Henry was there for another “rallye.” Edward was there for the birthday party of his friend, Matthieu, whose mother died recently, and Jules was coming back for a two-week vacation from his American college.

As we get older, the family logistics seem to get more and more complicated. Everyone has a separate program. Somehow, all of them have to be coordinated. In yesterday’s case, we had to collect Henry from one place, Edward from another, and Jules from the airport – all in time to catch a train down to the country.

But on Sunday morning, Elizabeth and your editor had a little time to themselves. We crossed the street and found a nice patisserie near Notre Dame. Then, we went to church at St. Nicholas on rue Monge. There are a lot of churches in Paris; few of them operate at capacity. This one was an exception; it was hard to find a seat. We soon discovered why.

St. Nicholas church is run by schismatics who broke away from the Church of Rome in 1977. The priest explained why in his sermon:

“Light and darkness. There are some people who spend their whole lives in darkness, because they have no choice. There are others who have access to the light, but who choose to live in darkness. The first are unlucky…unfortunate…and it is our duty to bring the light to these people. But the second are sinners. They have the light…they have seen the light, but they turn away from it. They live in darkness despite the light that God offers them.

“We have left the guidance of Rome because the church leaders decided to live in darkness. Today, we pray that they may turn to the light again, so that we may return to them. But until they do, we will continue to teach and celebrate and live in the great tradition of our Catholic faith. We may be martyred, but we will not be apostate.”
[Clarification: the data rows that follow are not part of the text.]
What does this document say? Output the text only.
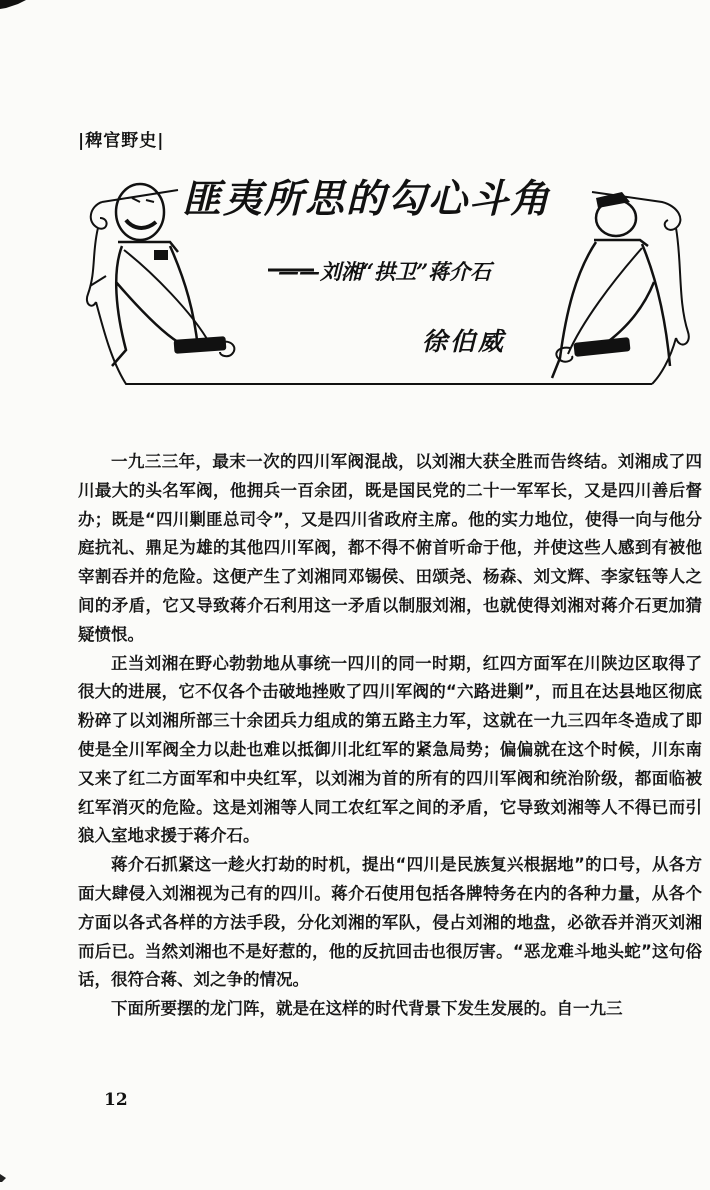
|稗官野史|
匪夷所思的勾心斗角
——刘湘“拱卫”蒋介石
徐伯威

一九三三年，最末一次的四川军阀混战，以刘湘大获全胜而告终结。刘湘成了四川最大的头名军阀，他拥兵一百余团，既是国民党的二十一军军长，又是四川善后督办；既是“四川剿匪总司令”，又是四川省政府主席。他的实力地位，使得一向与他分庭抗礼、鼎足为雄的其他四川军阀，都不得不俯首听命于他，并使这些人感到有被他宰割吞并的危险。这便产生了刘湘同邓锡侯、田颂尧、杨森、刘文辉、李家钰等人之间的矛盾，它又导致蒋介石利用这一矛盾以制服刘湘，也就使得刘湘对蒋介石更加猜疑愤恨。

正当刘湘在野心勃勃地从事统一四川的同一时期，红四方面军在川陕边区取得了很大的进展，它不仅各个击破地挫败了四川军阀的“六路进剿”，而且在达县地区彻底粉碎了以刘湘所部三十余团兵力组成的第五路主力军，这就在一九三四年冬造成了即使是全川军阀全力以赴也难以抵御川北红军的紧急局势；偏偏就在这个时候，川东南又来了红二方面军和中央红军，以刘湘为首的所有的四川军阀和统治阶级，都面临被红军消灭的危险。这是刘湘等人同工农红军之间的矛盾，它导致刘湘等人不得已而引狼入室地求援于蒋介石。

蒋介石抓紧这一趁火打劫的时机，提出“四川是民族复兴根据地”的口号，从各方面大肆侵入刘湘视为己有的四川。蒋介石使用包括各牌特务在内的各种力量，从各个方面以各式各样的方法手段，分化刘湘的军队，侵占刘湘的地盘，必欲吞并消灭刘湘而后已。当然刘湘也不是好惹的，他的反抗回击也很厉害。“恶龙难斗地头蛇”这句俗话，很符合蒋、刘之争的情况。

下面所要摆的龙门阵，就是在这样的时代背景下发生发展的。自一九三

12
The mass – conducted in Latin – was very long, with much kneeling and rising…chanting and ceremony. The first hour passed quickly enough, but by the second hour, our legs grew restless and we began to feel the stirring of our Episcopalian roots. We wondered what the nature of the schism really was. We wondered how one group of Catholics could claim a source of wisdom superior to another group. And we didn’t much care for the idea of going to Hell for eating red meat this Wednesday – not that we had any intention of having a steak (why take chances?). We just didn’t appreciate the threat.

Finally, we got everyone together and got on the train at Montparnasse for the trip down to the country. Unfortunately, Sunday was a big travel day. We couldn’t get tickets for the train we wanted; we’d have to wait in Poitiers for two hours to catch the next train.When we got to the station in Poitiers, there was our gardener, Damien, who had driven up to meet us.

“Damien, you’re a real saint. It is very nice of you to interrupt your Sunday afternoon to come and get us,” we thanked him. “It’s an hour drive down to the house. Besides, it’s snowing.”

“Oh, it’s nothing. I used to be a truck driver. I drove trucks for 14 years,” Damien replied, “I kind of miss it.”